“How did you know where to find me?” She took a tight grip on the balustrade, because it felt as if the floor were dropping out from beneath her feet.
“Do you suppose us entirely hen-witted?” With one sharp turn of her head Maria subjected her to the full force of reproof. “Eliza noticed when you went missing two Saturdays since, and you know what sort of conjectures she likes to make. When it happened again this past Friday she looked about and made sure of which gentleman was absent at the same time. Guessing where you’d gone wasn’t so difficult—there aren’t many places here where two people may effectively closet themselves.”
“We were only playing cards.” Why did the truth sound like such a feeble trumped-up tale? “You know how fond I am of cards.” But Maria didn’t know. She had no reason to believe cards meant anything more to Lydia than they did to the other ladies. Only Mr. Blackshear knew that part of her.
“I don’t concern myself with what you do. Mr. Roanoke has merited only the poorest claim to your loyalty. But surely you recognize the value of discretion. And the longer we stand here discussing it, the more time you give people to notice your absence.”
“It was only cards.” She lurched from her standstill, catching up her skirts and starting down the next flight as Maria trailed behind. She would not panic. Edward wasn’t as observant as the ladies—likely he’d formed no suspicions.

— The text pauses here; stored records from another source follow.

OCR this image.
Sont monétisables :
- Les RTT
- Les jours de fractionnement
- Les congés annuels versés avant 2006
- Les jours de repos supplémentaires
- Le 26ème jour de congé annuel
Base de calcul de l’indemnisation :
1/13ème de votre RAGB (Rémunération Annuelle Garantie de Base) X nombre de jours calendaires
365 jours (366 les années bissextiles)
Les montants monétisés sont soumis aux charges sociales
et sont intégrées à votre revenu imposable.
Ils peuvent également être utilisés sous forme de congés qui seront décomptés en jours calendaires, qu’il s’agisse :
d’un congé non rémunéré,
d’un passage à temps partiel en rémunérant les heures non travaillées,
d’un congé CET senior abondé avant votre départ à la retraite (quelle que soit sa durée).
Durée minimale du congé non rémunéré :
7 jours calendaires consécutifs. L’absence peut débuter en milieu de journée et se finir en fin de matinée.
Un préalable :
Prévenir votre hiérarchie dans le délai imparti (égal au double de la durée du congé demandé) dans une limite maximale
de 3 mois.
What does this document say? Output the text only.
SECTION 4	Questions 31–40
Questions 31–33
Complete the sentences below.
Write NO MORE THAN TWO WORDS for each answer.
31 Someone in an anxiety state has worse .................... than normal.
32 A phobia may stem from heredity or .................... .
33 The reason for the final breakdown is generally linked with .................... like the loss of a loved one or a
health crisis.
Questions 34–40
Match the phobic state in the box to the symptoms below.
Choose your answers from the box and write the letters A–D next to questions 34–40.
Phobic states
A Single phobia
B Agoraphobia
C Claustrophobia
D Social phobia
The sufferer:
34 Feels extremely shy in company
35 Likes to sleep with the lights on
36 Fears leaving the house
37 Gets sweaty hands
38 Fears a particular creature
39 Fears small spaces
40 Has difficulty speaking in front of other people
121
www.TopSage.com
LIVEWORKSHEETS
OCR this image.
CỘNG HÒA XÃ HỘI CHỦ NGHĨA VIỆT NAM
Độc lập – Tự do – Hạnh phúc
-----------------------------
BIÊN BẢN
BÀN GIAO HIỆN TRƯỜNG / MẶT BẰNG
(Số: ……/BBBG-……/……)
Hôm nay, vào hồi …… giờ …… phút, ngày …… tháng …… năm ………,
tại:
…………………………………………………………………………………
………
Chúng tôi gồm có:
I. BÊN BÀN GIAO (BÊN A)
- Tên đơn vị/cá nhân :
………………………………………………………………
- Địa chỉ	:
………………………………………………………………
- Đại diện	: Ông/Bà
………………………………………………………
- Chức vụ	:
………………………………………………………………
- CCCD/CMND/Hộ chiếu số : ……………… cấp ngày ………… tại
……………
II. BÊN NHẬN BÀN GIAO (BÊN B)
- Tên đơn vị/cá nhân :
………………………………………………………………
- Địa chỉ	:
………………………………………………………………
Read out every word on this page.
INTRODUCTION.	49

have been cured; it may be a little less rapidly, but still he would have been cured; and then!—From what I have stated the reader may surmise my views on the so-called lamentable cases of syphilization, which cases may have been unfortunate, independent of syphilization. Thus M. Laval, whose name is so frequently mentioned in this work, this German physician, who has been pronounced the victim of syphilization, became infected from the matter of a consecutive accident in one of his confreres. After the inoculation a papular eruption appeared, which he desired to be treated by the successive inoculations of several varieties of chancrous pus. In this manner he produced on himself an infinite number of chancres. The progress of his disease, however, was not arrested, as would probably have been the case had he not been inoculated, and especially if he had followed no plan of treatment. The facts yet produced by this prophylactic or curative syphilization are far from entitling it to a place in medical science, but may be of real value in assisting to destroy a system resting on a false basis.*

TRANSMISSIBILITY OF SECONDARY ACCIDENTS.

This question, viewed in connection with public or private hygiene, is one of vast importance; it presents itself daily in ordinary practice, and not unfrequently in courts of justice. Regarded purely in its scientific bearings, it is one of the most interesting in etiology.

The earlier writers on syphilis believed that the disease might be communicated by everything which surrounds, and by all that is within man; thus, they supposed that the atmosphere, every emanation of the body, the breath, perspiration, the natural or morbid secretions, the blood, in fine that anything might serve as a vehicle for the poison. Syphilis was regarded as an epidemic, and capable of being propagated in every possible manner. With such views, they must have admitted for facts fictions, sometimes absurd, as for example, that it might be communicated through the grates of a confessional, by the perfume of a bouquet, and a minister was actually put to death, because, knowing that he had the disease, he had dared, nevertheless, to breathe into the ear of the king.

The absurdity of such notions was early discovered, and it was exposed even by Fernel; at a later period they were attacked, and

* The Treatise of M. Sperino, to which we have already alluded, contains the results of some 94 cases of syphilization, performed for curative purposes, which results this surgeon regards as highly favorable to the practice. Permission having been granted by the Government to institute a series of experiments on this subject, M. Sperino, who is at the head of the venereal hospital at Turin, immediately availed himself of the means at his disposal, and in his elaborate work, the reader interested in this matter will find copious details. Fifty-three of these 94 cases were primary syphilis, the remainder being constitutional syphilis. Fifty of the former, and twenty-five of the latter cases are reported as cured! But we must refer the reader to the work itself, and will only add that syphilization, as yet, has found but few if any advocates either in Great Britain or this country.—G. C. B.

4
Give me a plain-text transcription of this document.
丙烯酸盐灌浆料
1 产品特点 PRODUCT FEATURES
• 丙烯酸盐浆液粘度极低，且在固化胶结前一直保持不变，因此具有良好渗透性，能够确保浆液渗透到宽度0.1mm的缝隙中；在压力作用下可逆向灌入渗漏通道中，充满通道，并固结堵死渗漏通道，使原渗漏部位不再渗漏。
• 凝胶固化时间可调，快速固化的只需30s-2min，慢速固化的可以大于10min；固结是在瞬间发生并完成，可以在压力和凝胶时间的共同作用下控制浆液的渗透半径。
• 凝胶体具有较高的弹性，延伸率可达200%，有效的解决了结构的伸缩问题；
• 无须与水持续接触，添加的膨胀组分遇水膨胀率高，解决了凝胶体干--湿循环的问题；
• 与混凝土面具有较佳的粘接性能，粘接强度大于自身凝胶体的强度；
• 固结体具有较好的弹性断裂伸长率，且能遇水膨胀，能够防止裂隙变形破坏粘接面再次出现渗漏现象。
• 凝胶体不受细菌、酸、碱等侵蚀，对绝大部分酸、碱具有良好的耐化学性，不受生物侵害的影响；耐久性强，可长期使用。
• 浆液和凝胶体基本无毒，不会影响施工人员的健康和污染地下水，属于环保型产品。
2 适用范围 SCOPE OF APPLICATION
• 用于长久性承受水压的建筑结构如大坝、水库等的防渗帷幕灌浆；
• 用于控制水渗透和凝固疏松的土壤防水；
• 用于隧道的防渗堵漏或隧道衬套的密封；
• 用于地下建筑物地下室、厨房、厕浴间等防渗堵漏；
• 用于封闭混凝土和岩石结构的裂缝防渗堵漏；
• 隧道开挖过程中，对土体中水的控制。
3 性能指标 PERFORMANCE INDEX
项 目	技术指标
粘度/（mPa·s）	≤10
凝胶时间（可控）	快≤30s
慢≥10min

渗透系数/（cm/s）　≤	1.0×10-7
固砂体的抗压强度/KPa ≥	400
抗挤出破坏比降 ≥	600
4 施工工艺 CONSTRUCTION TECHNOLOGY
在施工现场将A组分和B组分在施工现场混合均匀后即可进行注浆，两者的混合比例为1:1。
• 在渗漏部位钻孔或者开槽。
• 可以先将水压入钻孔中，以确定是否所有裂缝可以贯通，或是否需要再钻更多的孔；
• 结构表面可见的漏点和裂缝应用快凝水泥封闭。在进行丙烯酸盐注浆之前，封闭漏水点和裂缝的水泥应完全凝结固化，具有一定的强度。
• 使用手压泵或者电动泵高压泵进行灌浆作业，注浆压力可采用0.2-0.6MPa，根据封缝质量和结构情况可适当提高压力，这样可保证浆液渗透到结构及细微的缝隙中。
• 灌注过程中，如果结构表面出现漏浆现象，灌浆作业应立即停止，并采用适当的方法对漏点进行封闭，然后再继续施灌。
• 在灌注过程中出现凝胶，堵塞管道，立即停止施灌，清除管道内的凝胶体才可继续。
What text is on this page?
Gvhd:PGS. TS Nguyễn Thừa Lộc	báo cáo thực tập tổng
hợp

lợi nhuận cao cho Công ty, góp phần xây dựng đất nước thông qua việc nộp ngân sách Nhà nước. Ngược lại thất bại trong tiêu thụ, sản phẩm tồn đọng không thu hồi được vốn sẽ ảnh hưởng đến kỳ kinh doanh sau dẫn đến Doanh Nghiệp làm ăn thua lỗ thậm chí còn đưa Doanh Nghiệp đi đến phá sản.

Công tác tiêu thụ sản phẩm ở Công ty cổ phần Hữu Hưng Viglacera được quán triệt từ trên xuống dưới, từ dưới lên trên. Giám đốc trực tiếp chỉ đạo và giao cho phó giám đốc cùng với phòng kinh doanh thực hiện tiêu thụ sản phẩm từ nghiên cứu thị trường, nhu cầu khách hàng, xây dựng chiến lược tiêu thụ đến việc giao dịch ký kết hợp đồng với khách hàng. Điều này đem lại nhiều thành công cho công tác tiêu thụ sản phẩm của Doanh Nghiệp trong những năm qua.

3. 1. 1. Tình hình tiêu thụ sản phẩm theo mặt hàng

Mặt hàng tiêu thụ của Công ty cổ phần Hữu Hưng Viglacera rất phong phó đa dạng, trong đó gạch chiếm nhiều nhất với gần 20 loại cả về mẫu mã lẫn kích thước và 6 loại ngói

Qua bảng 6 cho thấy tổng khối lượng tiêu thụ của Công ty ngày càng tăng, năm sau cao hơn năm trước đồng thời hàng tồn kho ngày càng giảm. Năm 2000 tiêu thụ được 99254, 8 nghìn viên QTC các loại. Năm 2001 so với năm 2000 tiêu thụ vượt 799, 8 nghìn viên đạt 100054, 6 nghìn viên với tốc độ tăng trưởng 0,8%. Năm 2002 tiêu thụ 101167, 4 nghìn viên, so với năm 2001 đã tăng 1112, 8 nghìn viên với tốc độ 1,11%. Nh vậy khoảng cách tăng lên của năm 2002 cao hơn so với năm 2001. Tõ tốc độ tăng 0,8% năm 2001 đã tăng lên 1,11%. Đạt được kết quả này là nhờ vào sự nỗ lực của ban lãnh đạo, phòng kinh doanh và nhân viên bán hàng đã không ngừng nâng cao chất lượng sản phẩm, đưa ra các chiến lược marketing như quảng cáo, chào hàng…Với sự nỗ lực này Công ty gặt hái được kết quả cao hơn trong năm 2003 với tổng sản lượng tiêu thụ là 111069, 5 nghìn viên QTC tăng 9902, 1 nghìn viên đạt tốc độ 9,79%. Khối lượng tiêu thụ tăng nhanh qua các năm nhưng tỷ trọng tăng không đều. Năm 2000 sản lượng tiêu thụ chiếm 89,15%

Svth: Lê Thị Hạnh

But she must not risk giving him anything to suspect. With quick decision she spoke over her shoulder. “Nevertheless I shall tell the gentleman we must give up meeting. You were very good to warn me and I promise you won’t be put to such trouble on my account again.” She and Mr. Blackshear would have to make other arrangements. She had no idea what those could be.
She reached the ballroom to find Edward altogether engrossed by Eliza, who was always happy to engross a man in service to a worthy cause. By the time the set broke up Lydia had concocted a tale of a passing headache and the interlude outdoors that had cured it, and this, combined with her protector’s residual enjoyment of the dance and followed by the half hour in the library for which he’d originally been seeking her, proved sufficient to satisfy him on all points.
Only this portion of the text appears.